« Je suis serveur, pas flic… » Ce constat énervé, entendu ces
derniers jours dans les bars, pourrait bien prendre des allures de slogan. Et
résumer à lui seul le scepticisme mêlé de ras-le-bol de tous ces salariés
bientôt chargés, en plus de leur boulot quotidien, de jouer les auxiliaires de
police en opérant le tri entre leurs clients équipés de passe sanitaire et les
autres. Obligatoire depuis le 21 juillet dans les lieux de loisirs et de
culture, le fameux sésame doit être étendu à partir du 9 août aux
cafés-restaurants, foires et salons, TGV, Intercités, trains de nuit et
établissements médicaux. Une multitude de secteurs où les travailleurs seront
placés dans des situations éthiques et pratiques inextricables.

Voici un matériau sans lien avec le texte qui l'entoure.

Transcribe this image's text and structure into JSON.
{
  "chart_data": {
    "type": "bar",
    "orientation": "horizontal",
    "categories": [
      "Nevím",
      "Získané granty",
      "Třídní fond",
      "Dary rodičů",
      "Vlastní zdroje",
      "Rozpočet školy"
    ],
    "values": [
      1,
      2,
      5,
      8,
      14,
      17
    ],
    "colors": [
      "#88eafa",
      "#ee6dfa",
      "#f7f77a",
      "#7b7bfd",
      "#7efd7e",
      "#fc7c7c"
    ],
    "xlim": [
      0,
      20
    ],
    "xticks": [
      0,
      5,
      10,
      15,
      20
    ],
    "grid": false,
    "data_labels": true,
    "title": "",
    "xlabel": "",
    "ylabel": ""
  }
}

Il y a les témoignages de ces patrons de restaurant qui savent déjà qu’ils
ne pourront contrôwler les flots de chalands et font le deuil de leur mois
d’août. Il y a aussi ceux, moins médiatiques, du personnel médical, soumis
déontologiquement à l’obligation de soins. Vont-ils devoir renvoyer eux-mêmes
des patients au seul prétexte qu’ils n’ont pas de passe Covid ? Nombreux sont
les médecins, notamment en psychiatrie, qui soulignent combien cette contrainte
risque d’éloigner des consultations les publics les plus fragiles. Et de
freiner la pédagogie vaccinale que le gouvernement prétend défendre. Un comble.
Mais voilà, en libéral
bon teint, Emmanuel Macron, qui rêve d’une obligation vaccinale sans l’assumer,
préférera toujours renvoyer à la responsabilité individuelle ce qui relève de
la gestion publique. Les entreprises et leurs salariés se retrouvent ainsi
sommés d’assurer l’intendance d’une stratégie autoritaire prise dans l’urgence
et le mépris de la représentation nationale. L’extension punitive du passe
Covid va produire tensions et fractures. Et risque de marginaliser davantage
les populations défavorisées, déjà largement sous-vaccinées par rapport aux
classes aisées. Mais cette impasse sanitaire n’effraie pas Emmanuel Macron. Il
sait que l’affrontement caricatural entre vaccinés et anti-vaccins rend
inconfortable toute critique de l’opposition. Et sert sa stratégie, tout autant
politique que sanitaire. Un virus du cynisme qui n’a pas encore de vaccin.